If you want to store sugar for survival or emergency storage you can lengthen the shelf life by using my “overkill” storage method. You may need a few things to do this.
- 5-Gallon Gasket Sealed Plastic Buckets– The perfect size for my long-term storage needs.
- 5-Gallon Mylar Storage Bags– Fill these bags, seal, then put in the bucket for ultra long-term storage.
- Mylar Heat Sealer– Bag sealing option #1.
- Large Vacuum Sealed Bags– For a vacuum-sealed alternative.
- Portion-Sized Mylar Bags (Ziplockable)
- Vacuum Sealer– Bag sealing option #2.
- Airtight Storage Containers– For short or mid-term use.
- Oxygen Absorbers– These help keep the moisture content down.
- Storage Labels– Logging the date and contents is important.
To learn about how to do this, check out my article on Storing Rice and Beans for the Long Term, which covers a sound methodology that can apply to almost any dry food.
Do artificial sweeteners expire?
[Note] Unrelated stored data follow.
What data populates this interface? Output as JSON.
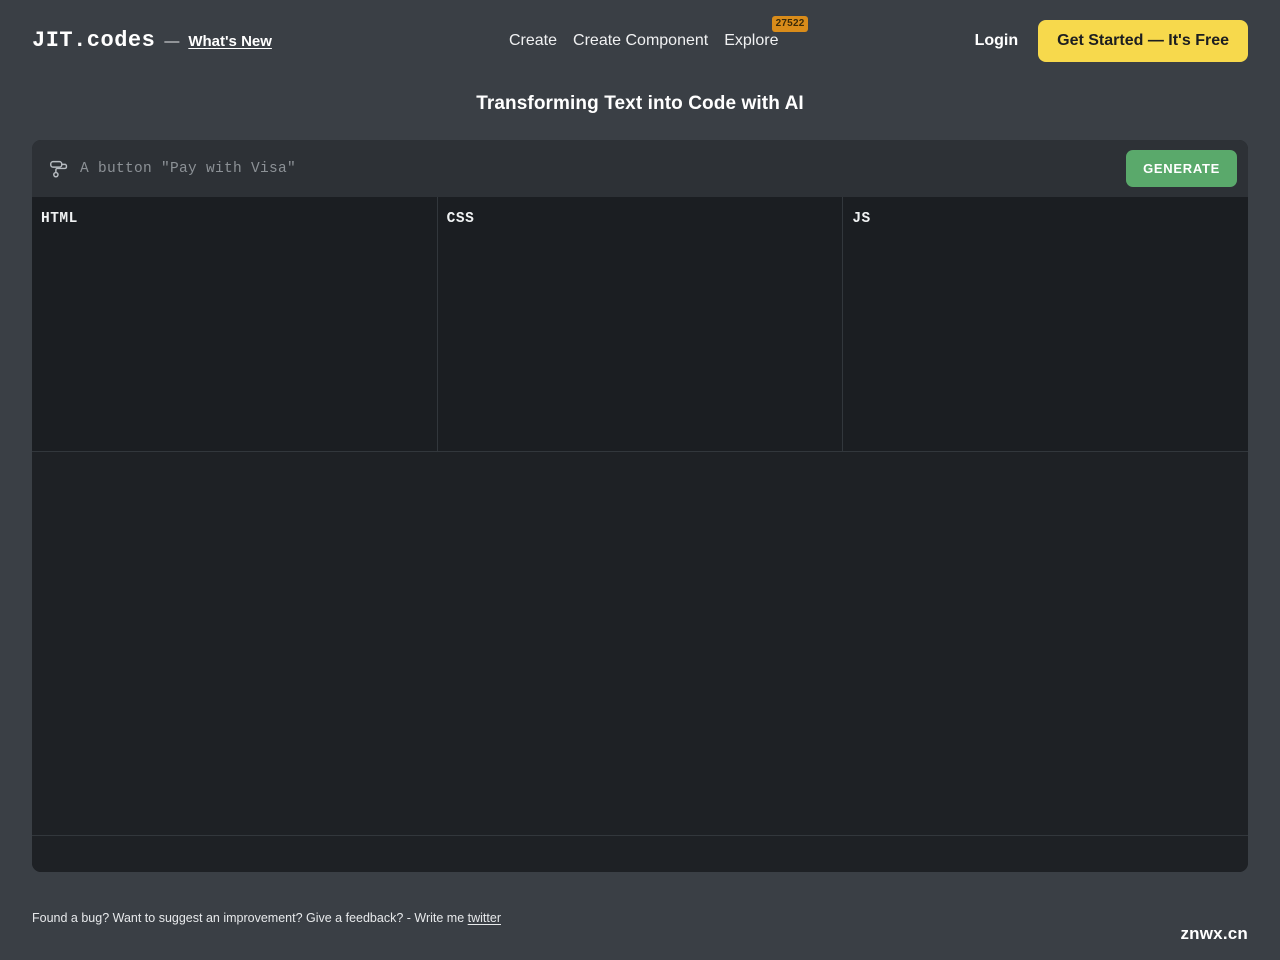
{
  "brand": {
    "logo": "JIT.codes",
    "separator": "—",
    "whats_new": "What's New"
  },
  "nav": {
    "items": [
      {
        "label": "Create",
        "badge": null
      },
      {
        "label": "Create Component",
        "badge": null
      },
      {
        "label": "Explore",
        "badge": "27522"
      }
    ],
    "login_label": "Login",
    "cta_label": "Get Started — It's Free"
  },
  "page": {
    "title": "Transforming Text into Code with AI"
  },
  "prompt": {
    "icon": "paint-roller-icon",
    "placeholder": "A button \"Pay with Visa\"",
    "value": "",
    "generate_label": "GENERATE"
  },
  "editors": [
    {
      "label": "HTML",
      "code": ""
    },
    {
      "label": "CSS",
      "code": ""
    },
    {
      "label": "JS",
      "code": ""
    }
  ],
  "footer": {
    "text": "Found a bug? Want to suggest an improvement? Give a feedback? - Write me ",
    "link_label": "twitter",
    "watermark": "znwx.cn"
  },
  "colors": {
    "page_background": "#3a3f45",
    "card_background": "#1e2124",
    "prompt_background": "#2d3136",
    "editor_background": "#1b1e22",
    "divider": "#32373c",
    "cta_yellow": "#f7d94c",
    "generate_green": "#5aa96b",
    "badge_orange": "#d98c1a"
  }
}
Artificial sweeteners are chemically different from natural sugars, like sucrose and glucose. Instead of comprising solely of oxygen, carbon, and hydrogen, artificial sweeteners also include nitrogen, potassium, or chlorine. These alterations may vastly intensify the sweetness of the product, but they do not result in a degradable compound. If stored in a cool, dry environment, and away from bugs, artificial sweetness will last decades.
Can bacteria grow in sugar? Sugars are highly hygroscopic, meaning they absorb water readily from their surroundings. Bacteria are sucked dry by sugar, killing them on contact. Therefore, bacteria do not grow on sugar. This is why dry sugar and honey can last forever if stored properly.
What happens if I heat syrup? Syrup, or liquid sugar, is in its most basic form, a sugar that has been dissolved in boiling water. If you heat syrup, evaporation will take place. This is when water from the syrup turns into its gaseous form and is wicked into the air. The effect on the syrup is a thicker product due to the reduction in water content.